How To Keep Your New Years Resolution
New Years Resolutions
It’s New Years Resolution time again and people with noble intentions everywhere will soon get serious about losing weight, quitting smoking, getting fit, saving money, changing jobs, and a long list of other things once the clock strikes twelve on December 31st. Many will be back at their bad habits by the second week of January and most of the rest will fall by the wayside before March. Somewhere I read that 97% of all New Years Resolutions are broken, and given my own personal track record, I believe it. If you want to be part of the successful 3% who actually keep their New Years Resolutions, here are a few tips that you might want to keep in mind.
Keep it Simple.
Make just one resolution not a whole list. Especially if we are talking about changing an entrenched personal habit, you are better off focusing on just one thing.
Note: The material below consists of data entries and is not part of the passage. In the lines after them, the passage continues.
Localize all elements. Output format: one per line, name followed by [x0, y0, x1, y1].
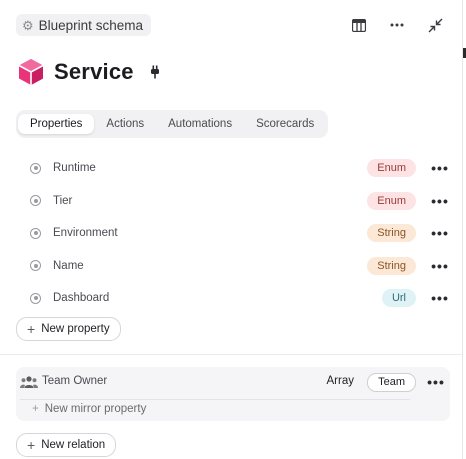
more-icon[interactable]: ••• [430, 257, 450, 275]
tab-actions[interactable]: Actions [94, 114, 156, 134]
new-property-label: New property [41, 323, 110, 335]
blueprint-schema-chip[interactable]: ⚙ Blueprint schema [16, 14, 151, 36]
blueprint-tabs: Properties Actions Automations Scorecard… [16, 110, 329, 138]
property-dot-icon [30, 227, 41, 239]
property-dot-icon [30, 162, 41, 174]
plus-icon: + [32, 403, 39, 415]
relation-divider [20, 399, 410, 400]
property-row-name[interactable]: Name String ••• [24, 250, 450, 283]
relation-target-badge[interactable]: Team [367, 373, 416, 392]
new-property-button[interactable]: + New property [16, 317, 121, 341]
more-options-icon[interactable] [388, 16, 406, 34]
property-row-environment[interactable]: Environment String ••• [24, 217, 450, 250]
new-mirror-property-button[interactable]: + New mirror property [32, 403, 146, 415]
property-name: Dashboard [53, 292, 110, 305]
new-relation-button[interactable]: + New relation [16, 433, 117, 457]
plus-icon: + [27, 437, 36, 453]
property-dot-icon [30, 260, 41, 272]
panel-edge [462, 0, 463, 459]
relation-kind: Array [326, 375, 354, 387]
section-divider [0, 354, 462, 355]
property-type-badge: Enum [367, 191, 416, 210]
more-icon[interactable]: ••• [430, 159, 450, 177]
property-name: Tier [53, 194, 73, 207]
gear-icon: ⚙ [22, 17, 34, 33]
more-icon[interactable]: ••• [430, 289, 450, 307]
table-view-icon[interactable] [350, 16, 368, 34]
property-row-runtime[interactable]: Runtime Enum ••• [24, 152, 450, 185]
page-title: Service [54, 59, 134, 84]
property-row-dashboard[interactable]: Dashboard Url ••• [24, 282, 450, 315]
collapse-icon[interactable] [426, 16, 444, 34]
property-name: Runtime [53, 162, 96, 175]
relation-row[interactable]: Team Owner Array Team ••• [16, 367, 450, 397]
property-list: Runtime Enum ••• Tier Enum ••• Environme… [24, 152, 450, 315]
more-icon[interactable]: ••• [426, 373, 446, 391]
property-type-badge: Enum [367, 159, 416, 178]
more-icon[interactable]: ••• [430, 224, 450, 242]
property-name: Name [53, 259, 84, 272]
blueprint-schema-label: Blueprint schema [38, 17, 143, 33]
blueprint-title-row: Service [18, 58, 162, 86]
property-type-badge: String [367, 224, 416, 243]
property-name: Environment [53, 227, 118, 240]
tab-automations[interactable]: Automations [156, 114, 244, 134]
header-actions [350, 16, 444, 34]
team-icon [20, 376, 38, 388]
tab-scorecards[interactable]: Scorecards [244, 114, 326, 134]
plus-icon: + [27, 321, 36, 337]
property-type-badge: Url [381, 289, 416, 308]
property-dot-icon [30, 292, 41, 304]
new-relation-label: New relation [41, 439, 106, 451]
property-dot-icon [30, 195, 41, 207]
cube-icon [18, 59, 44, 85]
new-mirror-property-label: New mirror property [44, 403, 147, 415]
plug-icon[interactable] [148, 65, 162, 79]
relation-name: Team Owner [42, 375, 108, 387]
tab-properties[interactable]: Properties [18, 114, 95, 134]
more-icon[interactable]: ••• [430, 192, 450, 210]
property-row-tier[interactable]: Tier Enum ••• [24, 185, 450, 218]
property-type-badge: String [367, 256, 416, 275]
relation-card: Team Owner Array Team ••• + New mirror p… [16, 367, 450, 421]
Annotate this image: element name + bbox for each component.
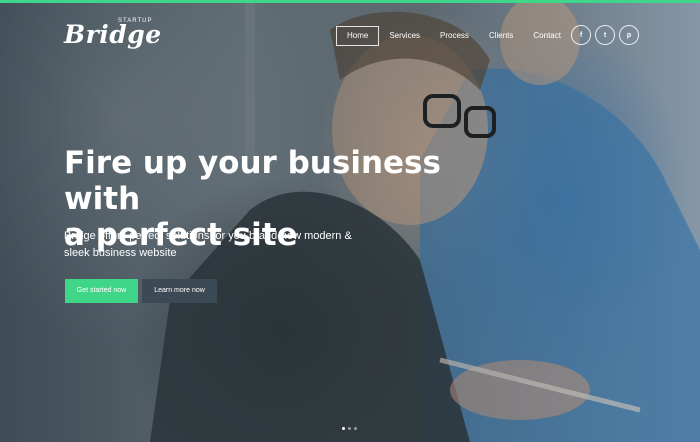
nav-item-home[interactable]: Home — [336, 26, 380, 46]
social-links: f t p — [571, 25, 643, 45]
slider-dot-3[interactable] — [354, 427, 357, 430]
learn-more-button[interactable]: Learn more now — [142, 279, 217, 303]
get-started-button[interactable]: Get started now — [65, 279, 138, 303]
pinterest-icon[interactable]: p — [619, 25, 639, 45]
nav-item-contact[interactable]: Contact — [523, 26, 571, 46]
twitter-icon[interactable]: t — [595, 25, 615, 45]
brand-tagline: STARTUP — [118, 18, 153, 24]
top-accent-bar — [0, 0, 700, 3]
facebook-icon[interactable]: f — [571, 25, 591, 45]
nav-item-clients[interactable]: Clients — [479, 26, 523, 46]
hero-section: Bridge STARTUP Home Services Process Cli… — [0, 0, 700, 442]
brand-name: Bridge — [64, 20, 162, 49]
hero-subtitle: Bridge offers perfect solutions for you … — [64, 230, 352, 259]
main-nav: Home Services Process Clients Contact — [336, 26, 571, 46]
brand-logo[interactable]: Bridge STARTUP — [64, 18, 161, 58]
nav-item-process[interactable]: Process — [430, 26, 479, 46]
slider-dots — [342, 427, 360, 430]
nav-item-services[interactable]: Services — [379, 26, 430, 46]
slider-dot-1[interactable] — [342, 427, 345, 430]
hero-headline-line-1: Fire up your business with — [64, 145, 441, 217]
slider-dot-2[interactable] — [348, 427, 351, 430]
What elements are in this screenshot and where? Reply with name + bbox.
Take on smoking, drinking, food or exercise but not all of them at once. Trying to retool your entire lifestyle will just set you up for failure. Trust me, you absolutely cannot lose weight and quit smoking at the same time. Don’t even consider trying.
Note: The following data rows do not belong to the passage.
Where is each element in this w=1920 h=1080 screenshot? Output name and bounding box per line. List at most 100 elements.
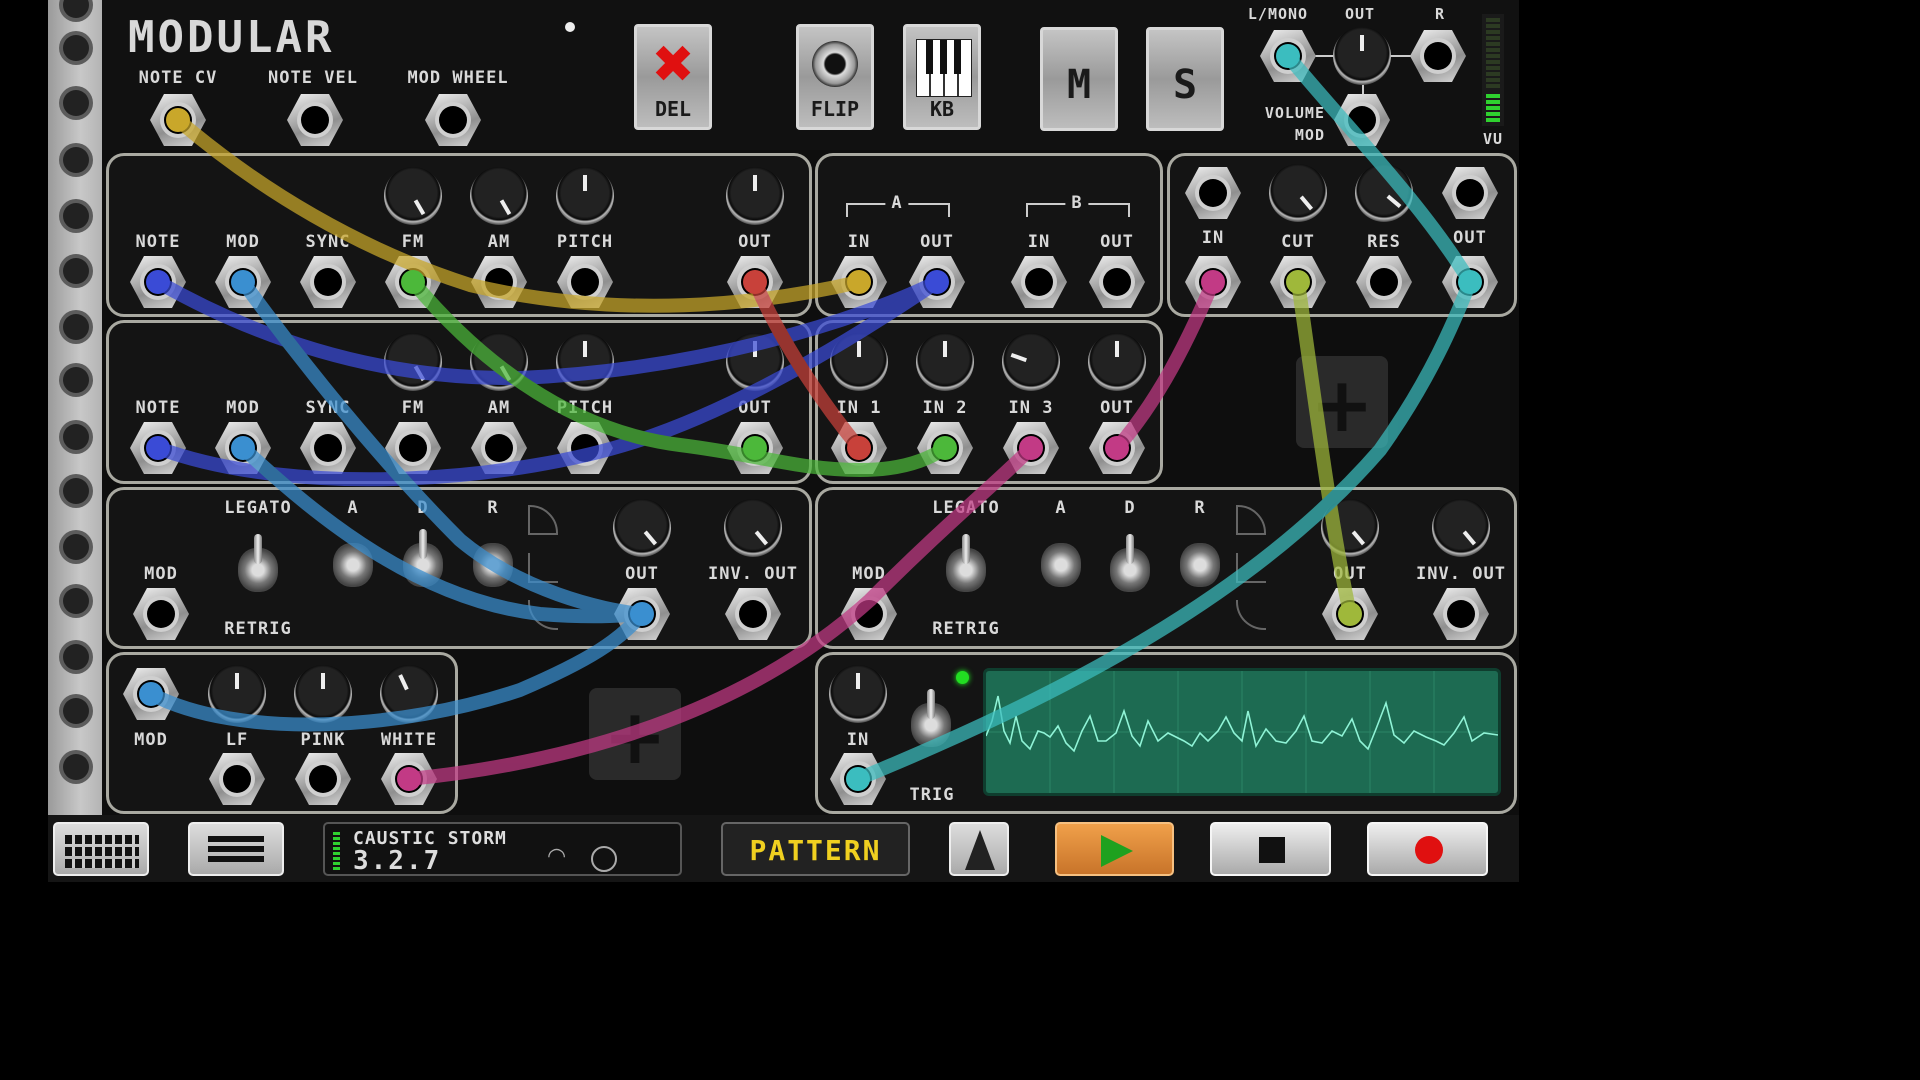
osc2-am-jack[interactable] (471, 422, 527, 474)
play-button[interactable] (1055, 822, 1174, 876)
mixer-in3-knob[interactable] (1002, 333, 1060, 391)
osc2-mod-jack[interactable] (215, 422, 271, 474)
mute-button[interactable]: M (1040, 27, 1118, 131)
volume-knob[interactable] (1333, 27, 1391, 85)
rail-hole (63, 754, 89, 780)
mixer-in3-jack[interactable] (1003, 422, 1059, 474)
mixer-in2-knob[interactable] (916, 333, 974, 391)
right-jack[interactable] (1410, 30, 1466, 82)
env1-out-jack[interactable] (614, 588, 670, 640)
osc1-fm-knob[interactable] (384, 167, 442, 225)
add-module-slot[interactable]: + (589, 688, 681, 781)
osc1-pitch-jack[interactable] (557, 256, 613, 308)
vca-b-in-jack[interactable] (1011, 256, 1067, 308)
env2-release-toggle[interactable] (1180, 543, 1220, 587)
vca-b-out-jack[interactable] (1089, 256, 1145, 308)
metronome-button[interactable] (949, 822, 1009, 876)
record-button[interactable] (1367, 822, 1488, 876)
noise-white-knob[interactable] (380, 665, 438, 723)
vca-a-in-jack[interactable] (831, 256, 887, 308)
pattern-button[interactable]: PATTERN (721, 822, 910, 876)
osc2-pitch-jack[interactable] (557, 422, 613, 474)
rack-grid-button[interactable] (53, 822, 149, 876)
noise-pink-jack[interactable] (295, 753, 351, 805)
env2-inv-out-knob[interactable] (1432, 499, 1490, 557)
add-module-slot[interactable]: + (1296, 356, 1388, 449)
osc2-fm-jack[interactable] (385, 422, 441, 474)
filter-in-jack[interactable] (1185, 256, 1241, 308)
solo-button[interactable]: S (1146, 27, 1224, 131)
env2-legato-toggle[interactable] (946, 534, 986, 592)
filter-top-out-jack[interactable] (1442, 167, 1498, 219)
osc2-fm-knob[interactable] (384, 333, 442, 391)
rail-hole (63, 35, 89, 61)
osc2-sync-jack[interactable] (300, 422, 356, 474)
env2-attack-toggle[interactable] (1041, 543, 1081, 587)
env2-out-knob[interactable] (1321, 499, 1379, 557)
noise-lf-knob[interactable] (208, 665, 266, 723)
osc1-mod-jack[interactable] (215, 256, 271, 308)
env1-inv-out-knob[interactable] (724, 499, 782, 557)
filter-out-jack[interactable] (1442, 256, 1498, 308)
mixer-out-jack[interactable] (1089, 422, 1145, 474)
osc1-pitch-knob[interactable] (556, 167, 614, 225)
env1-legato-toggle[interactable] (238, 534, 278, 592)
note-vel-jack[interactable] (287, 94, 343, 146)
env2-decay-toggle[interactable] (1110, 534, 1150, 592)
scope-in-knob[interactable] (829, 665, 887, 723)
env1-decay-toggle[interactable] (403, 529, 443, 587)
scope-in-jack[interactable] (830, 753, 886, 805)
osc1-am-knob[interactable] (470, 167, 528, 225)
env1-attack-toggle[interactable] (333, 543, 373, 587)
noise-white-jack[interactable] (381, 753, 437, 805)
volume-mod-jack[interactable] (1334, 94, 1390, 146)
env2-mod-jack[interactable] (841, 588, 897, 640)
osc2-pitch-label: PITCH (556, 398, 614, 418)
env2-inv-out-jack[interactable] (1433, 588, 1489, 640)
env1-release-toggle[interactable] (473, 543, 513, 587)
osc1-note-label: NOTE (135, 232, 181, 252)
mixer-in1-knob[interactable] (830, 333, 888, 391)
osc1-am-jack[interactable] (471, 256, 527, 308)
mixer-in2-jack[interactable] (917, 422, 973, 474)
delete-button[interactable]: ✖ DEL (634, 24, 712, 130)
osc2-out-label: OUT (738, 398, 772, 418)
osc2-pitch-knob[interactable] (556, 333, 614, 391)
vca-a-out-jack[interactable] (909, 256, 965, 308)
trig-toggle[interactable] (911, 689, 951, 747)
osc1-out-knob[interactable] (726, 167, 784, 225)
mixer-out-knob[interactable] (1088, 333, 1146, 391)
env2-out-jack[interactable] (1322, 588, 1378, 640)
mod-wheel-jack[interactable] (425, 94, 481, 146)
stop-icon (1259, 837, 1285, 863)
filter-cutoff-knob[interactable] (1269, 164, 1327, 222)
osc2-out-jack[interactable] (727, 422, 783, 474)
osc2-note-jack[interactable] (130, 422, 186, 474)
osc2-am-knob[interactable] (470, 333, 528, 391)
noise-mod-jack[interactable] (123, 668, 179, 720)
osc2-out-knob[interactable] (726, 333, 784, 391)
filter-cut-jack[interactable] (1270, 256, 1326, 308)
menu-button[interactable] (188, 822, 284, 876)
stop-button[interactable] (1210, 822, 1331, 876)
filter-top-jack[interactable] (1185, 167, 1241, 219)
filter-res-jack[interactable] (1356, 256, 1412, 308)
noise-lf-jack[interactable] (209, 753, 265, 805)
mixer-in1-jack[interactable] (831, 422, 887, 474)
env1-inv-out-jack[interactable] (725, 588, 781, 640)
osc2-note-label: NOTE (135, 398, 181, 418)
osc1-out-jack[interactable] (727, 256, 783, 308)
osc1-mod-label: MOD (226, 232, 260, 252)
osc1-note-jack[interactable] (130, 256, 186, 308)
filter-resonance-knob[interactable] (1355, 164, 1413, 222)
osc1-sync-jack[interactable] (300, 256, 356, 308)
flip-button[interactable]: FLIP (796, 24, 874, 130)
song-display[interactable]: CAUSTIC STORM 3.2.7 ◠ (323, 822, 682, 876)
env1-out-knob[interactable] (613, 499, 671, 557)
noise-pink-knob[interactable] (294, 665, 352, 723)
osc1-fm-jack[interactable] (385, 256, 441, 308)
keyboard-button[interactable]: KB (903, 24, 981, 130)
left-mono-jack[interactable] (1260, 30, 1316, 82)
note-cv-jack[interactable] (150, 94, 206, 146)
env1-mod-jack[interactable] (133, 588, 189, 640)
If your New Year’s Resolution is about a life situation rather than a personal habit, it is even more important to keep it simple and do advance preparation. Why? Because you have less control over the situation when your resolution is to get a new job or spend more time with your kids because other people are involved. You can control how many resumes you send out, but not how many interviews or job offers you get, so it pays to do your homework and deal with what you can control and let go of what you can’t.
Make a Plan
It helps to visualize your goal in very specific terms and to have a plan for achieving it. If your resolution is to lose weight, decide just how much weight you want to lose. Think about how you will go about doing it. It also helps to keep that specific goal realistic. Think in terms of five or ten pounds, not twenty-five or fifty or a total body makeover. Take it step by step. Focus on the process and don’t over- idealize the result. Will you follow a specific food plan, join a support group, or work with a physician or dietician? Make a plan and write it down. The mere act of writing will make the process more concrete in your mind.You might also write down all good reasons you have for wanting to lose weight and all the ways in which weight loss will make your life better. Do all this before the New Year. The added advance preparation will increase your chances of success greatly. I’ve used weight loss as an example, but the process is the same whatever the goal and it really does work.
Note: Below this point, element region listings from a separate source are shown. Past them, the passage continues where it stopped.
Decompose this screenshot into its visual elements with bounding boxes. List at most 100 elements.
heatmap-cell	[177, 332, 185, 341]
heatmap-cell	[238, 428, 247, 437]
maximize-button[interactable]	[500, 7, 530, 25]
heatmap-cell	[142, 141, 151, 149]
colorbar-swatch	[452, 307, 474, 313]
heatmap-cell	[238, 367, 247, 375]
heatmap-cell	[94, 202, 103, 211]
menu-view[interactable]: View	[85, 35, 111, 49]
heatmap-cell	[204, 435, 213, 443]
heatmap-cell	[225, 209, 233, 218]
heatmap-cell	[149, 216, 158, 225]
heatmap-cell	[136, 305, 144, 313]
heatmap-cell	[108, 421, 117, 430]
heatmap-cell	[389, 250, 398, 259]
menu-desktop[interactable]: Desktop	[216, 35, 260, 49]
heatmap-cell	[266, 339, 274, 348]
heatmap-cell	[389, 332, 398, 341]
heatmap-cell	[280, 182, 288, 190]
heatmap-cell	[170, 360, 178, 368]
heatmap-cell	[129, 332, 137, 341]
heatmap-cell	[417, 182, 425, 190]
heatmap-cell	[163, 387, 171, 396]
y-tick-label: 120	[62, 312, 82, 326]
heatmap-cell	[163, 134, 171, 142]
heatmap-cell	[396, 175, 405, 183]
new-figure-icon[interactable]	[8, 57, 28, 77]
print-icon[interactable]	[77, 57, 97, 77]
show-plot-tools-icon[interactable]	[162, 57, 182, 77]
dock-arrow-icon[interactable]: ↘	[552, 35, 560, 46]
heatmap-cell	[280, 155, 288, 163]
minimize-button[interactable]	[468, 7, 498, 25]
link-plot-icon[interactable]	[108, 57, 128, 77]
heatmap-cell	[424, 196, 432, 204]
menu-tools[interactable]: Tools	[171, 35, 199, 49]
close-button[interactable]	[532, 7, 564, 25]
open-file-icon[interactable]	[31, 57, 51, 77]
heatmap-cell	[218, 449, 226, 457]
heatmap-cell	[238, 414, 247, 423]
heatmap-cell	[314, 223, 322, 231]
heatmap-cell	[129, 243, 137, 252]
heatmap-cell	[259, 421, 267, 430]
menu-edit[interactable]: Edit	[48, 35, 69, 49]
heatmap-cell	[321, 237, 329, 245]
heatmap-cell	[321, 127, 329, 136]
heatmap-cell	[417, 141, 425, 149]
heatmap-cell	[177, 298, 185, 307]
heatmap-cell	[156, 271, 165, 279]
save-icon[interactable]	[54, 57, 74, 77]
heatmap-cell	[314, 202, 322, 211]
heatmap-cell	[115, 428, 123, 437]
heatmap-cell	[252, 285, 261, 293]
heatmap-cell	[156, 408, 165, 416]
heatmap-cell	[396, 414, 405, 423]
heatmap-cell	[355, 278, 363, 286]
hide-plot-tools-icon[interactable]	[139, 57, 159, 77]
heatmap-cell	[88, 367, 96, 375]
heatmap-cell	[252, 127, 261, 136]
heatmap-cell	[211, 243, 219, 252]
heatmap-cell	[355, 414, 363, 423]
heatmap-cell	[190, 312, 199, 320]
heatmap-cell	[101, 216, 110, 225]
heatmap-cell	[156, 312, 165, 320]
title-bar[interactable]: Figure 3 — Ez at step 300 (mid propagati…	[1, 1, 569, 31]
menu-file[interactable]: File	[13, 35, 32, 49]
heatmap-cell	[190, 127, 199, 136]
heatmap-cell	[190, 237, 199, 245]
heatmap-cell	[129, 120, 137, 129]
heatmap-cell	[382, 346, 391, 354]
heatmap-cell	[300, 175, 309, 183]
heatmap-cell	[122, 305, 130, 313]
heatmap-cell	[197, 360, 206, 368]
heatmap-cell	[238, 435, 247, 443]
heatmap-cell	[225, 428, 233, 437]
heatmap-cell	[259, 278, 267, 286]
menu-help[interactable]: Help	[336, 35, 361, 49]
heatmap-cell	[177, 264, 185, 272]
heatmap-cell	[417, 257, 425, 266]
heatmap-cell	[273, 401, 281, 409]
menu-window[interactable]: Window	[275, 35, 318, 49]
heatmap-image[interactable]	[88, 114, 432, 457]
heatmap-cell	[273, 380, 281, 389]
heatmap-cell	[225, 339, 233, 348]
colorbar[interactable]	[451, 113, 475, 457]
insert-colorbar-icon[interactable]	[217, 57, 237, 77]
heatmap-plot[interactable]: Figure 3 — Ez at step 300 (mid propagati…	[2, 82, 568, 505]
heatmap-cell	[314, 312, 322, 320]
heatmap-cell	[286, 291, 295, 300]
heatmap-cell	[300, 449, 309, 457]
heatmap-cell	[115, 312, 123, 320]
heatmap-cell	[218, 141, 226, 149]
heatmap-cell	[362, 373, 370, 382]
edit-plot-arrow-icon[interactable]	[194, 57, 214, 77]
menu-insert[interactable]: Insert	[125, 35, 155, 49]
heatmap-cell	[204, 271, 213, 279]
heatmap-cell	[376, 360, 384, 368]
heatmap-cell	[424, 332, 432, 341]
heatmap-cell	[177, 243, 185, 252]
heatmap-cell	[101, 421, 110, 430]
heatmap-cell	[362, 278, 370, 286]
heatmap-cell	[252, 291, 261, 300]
Most people don’t really expect to succeed in keeping New Year’s Resolutions. Maybe that’s because so many of us have failed at keeping so many of them. Or maybe it is part of the cultural context of making them in the first place. Whatever the reason, if you expect to fail, you probably will. Setting a goal and making a step by step plan will go a long way towards helping you feel positive, committed and in control. You might also want to tell a few people who are important to you about your resolution. Making a public announcement of your intention will also increase your chances of success and the support of others can help greatly. So don’t keep your New Years resolution a secret—let the world know.
A New Kind of Resolution
Most New Year’s Resolutions have to do with self improvement and changing personal habits. In these troubled times it might be a good idea to think outside the box and consider a new kind of New Years Resolution; one that involves helping others rather than changing oneself. It is often easier to keep a commitment made to another than one made to oneself. It is also very fulfilling to feel that you have really helped on some level. This kind of resolution can be anything from volunteering at a local soup kitchen to mowing an elderly neighbor’s lawn to helping a child with homework. Stop and think, not only of yourself and your family, but of your wider circle of acquaintances and your community.You’ll find lots of opportunities.
This kind of resolution can also be time limited—and you get to set your own parameters. The beauty part is you can lend a helping hand for a day, a week, a month or any length of time you choose. In addition, you get your mind off yourself and your own troubles and if you are at all like me, you will end up feeling like you gained more than you gave when it is all over.
There is still time before we get out the silly hats and noisemakers and uncork the champagne to think about this so by all means do. Advance planning is key and almost as important as choosing a resolution that is realistic and achievable with personal effort. There is nothing, that feels as good as making a plan and then successfully carrying it out-- so Happy New Year and may your resolutions be well planned, do-able and may they also get done.